By examining complex adaptive systems, we
find four important principles that apply specifically to the design of
business and social organisations. These principles are also validated by
research into companies in several industries that have demonstrated an
ability to sustain high performance by innovation. The 4 principles are:
- Create and maintain permeable boundaries
in the extended organisation.
- Manage cross-boundary processes with
minimal critical rules.
- Deploy a flexible resource architecture.
- And align member's aspirations while
choosing direction and developing strategy.
These over-arching architectural principles
are applied by adjusting the tuning knobs of the organisation. The tuning
knobs, or design variables, are the levers with which managers adjust the
culture of the organisation. These are the nature of the glue they use to
keep the parts of the organisation aligned. This could be alignment around
vision and values, supervision, standardisation; the distribution of
decision-rights; the choice of performance-management measures; the means
of influencing behaviour of the members; and the capabilities of the
members, especially leaders, throughout the organisation.

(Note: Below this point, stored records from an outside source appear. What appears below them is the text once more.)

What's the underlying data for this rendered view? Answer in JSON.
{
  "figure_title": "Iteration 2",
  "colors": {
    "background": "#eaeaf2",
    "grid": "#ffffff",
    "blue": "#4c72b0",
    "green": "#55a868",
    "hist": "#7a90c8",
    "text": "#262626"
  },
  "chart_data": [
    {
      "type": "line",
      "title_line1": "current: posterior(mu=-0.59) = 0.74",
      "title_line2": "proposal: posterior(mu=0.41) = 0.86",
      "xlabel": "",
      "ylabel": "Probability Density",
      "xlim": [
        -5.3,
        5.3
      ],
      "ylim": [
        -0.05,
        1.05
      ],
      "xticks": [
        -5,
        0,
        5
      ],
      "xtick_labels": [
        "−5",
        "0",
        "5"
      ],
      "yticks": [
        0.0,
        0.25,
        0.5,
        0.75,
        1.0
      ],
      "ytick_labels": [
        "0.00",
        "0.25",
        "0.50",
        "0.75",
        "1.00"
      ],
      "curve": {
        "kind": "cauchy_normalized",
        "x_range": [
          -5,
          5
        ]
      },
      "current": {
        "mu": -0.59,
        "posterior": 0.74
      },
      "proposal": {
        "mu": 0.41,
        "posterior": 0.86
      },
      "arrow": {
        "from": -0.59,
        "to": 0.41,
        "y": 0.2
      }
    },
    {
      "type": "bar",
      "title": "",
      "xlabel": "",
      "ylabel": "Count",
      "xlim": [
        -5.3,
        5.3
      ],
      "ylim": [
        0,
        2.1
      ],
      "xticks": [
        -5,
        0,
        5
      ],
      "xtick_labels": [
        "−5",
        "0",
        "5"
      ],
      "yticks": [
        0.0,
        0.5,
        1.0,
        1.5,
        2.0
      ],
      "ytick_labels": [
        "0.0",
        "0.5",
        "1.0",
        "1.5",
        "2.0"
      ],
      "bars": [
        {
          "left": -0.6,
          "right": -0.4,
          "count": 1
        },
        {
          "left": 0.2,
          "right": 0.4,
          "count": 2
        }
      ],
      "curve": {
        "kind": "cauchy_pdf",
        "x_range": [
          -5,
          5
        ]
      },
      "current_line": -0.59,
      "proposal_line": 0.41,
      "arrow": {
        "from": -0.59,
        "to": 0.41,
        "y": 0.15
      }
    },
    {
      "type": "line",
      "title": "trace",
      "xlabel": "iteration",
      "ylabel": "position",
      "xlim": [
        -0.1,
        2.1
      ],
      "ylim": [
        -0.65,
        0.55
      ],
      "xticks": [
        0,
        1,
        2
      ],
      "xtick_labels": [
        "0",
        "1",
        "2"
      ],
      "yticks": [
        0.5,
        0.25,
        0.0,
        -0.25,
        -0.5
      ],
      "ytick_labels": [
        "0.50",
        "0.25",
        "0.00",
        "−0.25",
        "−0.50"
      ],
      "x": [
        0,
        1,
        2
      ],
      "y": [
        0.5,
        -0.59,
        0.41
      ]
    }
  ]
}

Indian companies could lead the world in the
emerging technology of the new ways to organise businesses. This
technology does not require new hardware or capital resources. It needs
the development of a company's humanware and software. This is an area
where we are not handicapped. We can-and must-take the lead in the
development of the new form of organisation to overtake the performance of
companies elsewhere.
The principles underlying the new form of the
organisation are known. We have most of the tools, as well as the
structure of the implementation process. What is now required is for
several organisations to apply these early lessons to produce results for
themselves and, while doing so, to deepen their own understanding of the
new form of organisation that will now be required in the New Millennium.